As explained here, given a plane:

ax + by + cz + d = 0

and a point x₀=( x₀ , y₀, z₀ ), the normal vector to the plane is given by:

v = [ a ; b ; c ]

and a vector from the plane to the point is given by:

w = -[ x-x₀ ; y-y₀ ; z-z₀ ]

Projecting w onto v gives the (shortest) distance D from the point to the plane as:

D = ( ax₀ + by₀ + cz₀ + d ) / ( sqrt( a² + b² + c² ) )

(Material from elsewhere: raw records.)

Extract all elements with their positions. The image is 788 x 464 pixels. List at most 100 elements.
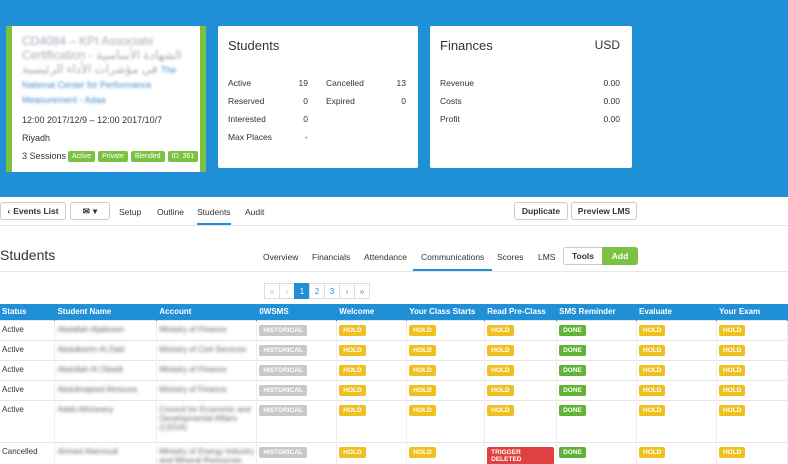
communication-status-badge[interactable]: HOLD — [718, 324, 746, 336]
col-0wsms[interactable]: 0WSMS — [256, 304, 338, 320]
col-sms-reminder[interactable]: SMS Reminder — [556, 304, 638, 320]
col-your-class-starts[interactable]: Your Class Starts — [406, 304, 486, 320]
duplicate-button[interactable]: Duplicate — [514, 202, 568, 220]
communication-status-badge[interactable]: HOLD — [409, 446, 436, 458]
communication-status-badge[interactable]: HISTORICAL — [259, 344, 307, 356]
subtab-attendance[interactable]: Attendance — [364, 252, 408, 262]
page-last-button[interactable]: » — [354, 283, 370, 299]
page-next-button[interactable]: › — [339, 283, 355, 299]
account-cell: Ministry of Finance — [159, 324, 227, 334]
communication-status-badge[interactable]: DONE — [559, 384, 586, 396]
student-name-link[interactable]: Abdallah Aljabreen — [57, 324, 125, 334]
communication-status-badge[interactable]: HOLD — [487, 384, 514, 396]
student-name-link[interactable]: Abdulmajeed Almousa — [57, 384, 138, 394]
table-row[interactable]: Cancelled Ahmed Alamoudi Ministry of Energ… — [0, 441, 788, 464]
communication-status-badge[interactable]: DONE — [559, 324, 586, 336]
communication-status-badge[interactable]: HOLD — [409, 344, 436, 356]
col-evaluate[interactable]: Evaluate — [636, 304, 717, 320]
communication-status-badge[interactable]: HOLD — [339, 446, 366, 458]
communication-status-badge[interactable]: HOLD — [409, 404, 436, 416]
communication-status-badge[interactable]: HOLD — [339, 344, 366, 356]
communication-status-badge[interactable]: HOLD — [639, 404, 666, 416]
communication-status-badge[interactable]: HOLD — [718, 364, 746, 376]
status-cell: Active — [2, 384, 24, 394]
communication-status-badge[interactable]: HOLD — [487, 324, 514, 336]
communication-status-badge[interactable]: HOLD — [718, 446, 746, 458]
preview-lms-button[interactable]: Preview LMS — [571, 202, 637, 220]
event-organization[interactable]: The National Center for Performance Meas… — [22, 65, 177, 105]
communication-status-badge[interactable]: HOLD — [718, 384, 746, 396]
communication-status-badge[interactable]: DONE — [559, 446, 586, 458]
communication-status-badge[interactable]: HOLD — [639, 384, 666, 396]
subtab-scores[interactable]: Scores — [497, 252, 524, 262]
col-status[interactable]: Status — [0, 304, 56, 320]
communication-status-badge[interactable]: HOLD — [487, 404, 514, 416]
communication-status-badge[interactable]: HOLD — [639, 324, 666, 336]
communication-status-badge[interactable]: HOLD — [487, 344, 514, 356]
col-your-exam[interactable]: Your Exam — [716, 304, 788, 320]
student-name-link[interactable]: Ahmed Alamoudi — [57, 446, 118, 456]
subtab-overview[interactable]: Overview — [263, 252, 299, 262]
col-read-pre-class[interactable]: Read Pre-Class — [484, 304, 558, 320]
col-welcome[interactable]: Welcome — [336, 304, 408, 320]
badge-private: Private — [98, 151, 128, 162]
page-3-button[interactable]: 3 — [324, 283, 340, 299]
table-row[interactable]: Active Adeb Alhmeany Council for Economic … — [0, 399, 788, 442]
page-1-button[interactable]: 1 — [294, 283, 310, 299]
stat-profit: Profit 0.00 — [440, 114, 620, 124]
events-list-button[interactable]: ‹ Events List — [0, 202, 66, 220]
subtab-communications[interactable]: Communications — [413, 252, 493, 271]
communication-status-badge[interactable]: HOLD — [639, 344, 666, 356]
account-cell: Ministry of Finance — [159, 384, 227, 394]
tab-audit[interactable]: Audit — [245, 207, 265, 217]
communication-status-badge[interactable]: HOLD — [718, 344, 746, 356]
table-row[interactable]: Active Abdallah Aljabreen Ministry of Fina… — [0, 319, 788, 340]
communication-status-badge[interactable]: HOLD — [409, 364, 436, 376]
table-row[interactable]: Active Abdullah Al Obaidi Ministry of Fina… — [0, 359, 788, 380]
col-student-name[interactable]: Student Name — [54, 304, 158, 320]
page-2-button[interactable]: 2 — [309, 283, 325, 299]
email-dropdown-button[interactable]: ✉ ▾ — [70, 202, 110, 220]
tools-button[interactable]: Tools — [563, 247, 603, 265]
page-prev-button[interactable]: ‹ — [279, 283, 295, 299]
communication-status-badge[interactable]: HOLD — [409, 384, 436, 396]
communication-status-badge[interactable]: DONE — [559, 364, 586, 376]
add-button[interactable]: Add — [602, 247, 638, 265]
communication-status-badge[interactable]: HOLD — [339, 324, 366, 336]
communication-status-badge[interactable]: HISTORICAL — [259, 364, 307, 376]
communication-status-badge[interactable]: HISTORICAL — [259, 446, 307, 458]
col-account[interactable]: Account — [156, 304, 258, 320]
account-cell: Ministry of Civil Services — [159, 344, 247, 354]
table-row[interactable]: Active Abdulmajeed Almousa Ministry of Fin… — [0, 379, 788, 400]
badge-active: Active — [68, 151, 96, 162]
student-name-link[interactable]: Adeb Alhmeany — [57, 404, 114, 414]
communication-status-badge[interactable]: DONE — [559, 344, 586, 356]
page-first-button[interactable]: « — [264, 283, 280, 299]
tab-students[interactable]: Students — [197, 207, 231, 225]
communication-status-badge[interactable]: HOLD — [487, 364, 514, 376]
tab-outline[interactable]: Outline — [157, 207, 184, 217]
students-summary-panel: Students Active 19 Reserved 0 Interested 0 … — [218, 26, 418, 168]
communication-status-badge[interactable]: HISTORICAL — [259, 384, 307, 396]
communication-status-badge[interactable]: HOLD — [639, 446, 666, 458]
communication-status-badge[interactable]: HOLD — [339, 404, 366, 416]
stat-max-places: Max Places - — [228, 132, 308, 142]
subtab-financials[interactable]: Financials — [312, 252, 351, 262]
stat-active: Active 19 — [228, 78, 308, 88]
communication-status-badge[interactable]: HOLD — [718, 404, 746, 416]
communication-status-badge[interactable]: HOLD — [639, 364, 666, 376]
communication-status-badge[interactable]: DONE — [559, 404, 586, 416]
table-row[interactable]: Active Abdulkarim Al Zaid Ministry of Civi… — [0, 339, 788, 360]
communication-status-badge[interactable]: HOLD — [339, 364, 366, 376]
communication-status-badge[interactable]: TRIGGER DELETED — [487, 446, 555, 464]
communication-status-badge[interactable]: HISTORICAL — [259, 404, 307, 416]
communication-status-badge[interactable]: HOLD — [339, 384, 366, 396]
subtab-lms[interactable]: LMS — [538, 252, 556, 262]
tab-setup[interactable]: Setup — [119, 207, 142, 217]
stat-revenue: Revenue 0.00 — [440, 78, 620, 88]
student-name-link[interactable]: Abdullah Al Obaidi — [57, 364, 123, 374]
status-cell: Active — [2, 404, 24, 414]
student-name-link[interactable]: Abdulkarim Al Zaid — [57, 344, 125, 354]
communication-status-badge[interactable]: HOLD — [409, 324, 436, 336]
communication-status-badge[interactable]: HISTORICAL — [259, 324, 307, 336]
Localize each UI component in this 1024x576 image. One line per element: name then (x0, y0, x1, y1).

The question is simple: how to fit the point x₀ to the plane, i.e. how to move it to ( x , y, z ) position, which is the closest point lying on the plane to x₀.

Answer 1

The equation of the line is:

x = x₀ + at

y = y₀ + bt

z = z₀ + ct

And the intersection of the line with the plane is given by:

a(x₀ + at) + b(y₀ + bt) + c(z₀ + ct) + d = 0

Just need to find t and substitute it in the line equation to find the point ( x , y, z ).

Answer 2

Everything you need to solve this is already in your question. The shortest distance to the plane is, as you say, in a direction parallel to the normal, so if you move that distance along that direction toward the plane, you end up at the nearest point on the plane to the given one. I.e., $$\mathbf x = \mathbf x_0-D{\mathbf v\over\|\mathbf v\|} = \mathbf x_0 - {\mathbf v\cdot\mathbf x_0+d\over\mathbf v\cdot\mathbf v}\mathbf v.$$ Note that $D$ is signed, which we want because that encodes which side of the plane $\mathbf x_0$ is on relative to $\mathbf v$. I’ll leave it to you to verify that $\mathbf x$ is indeed on the given plane.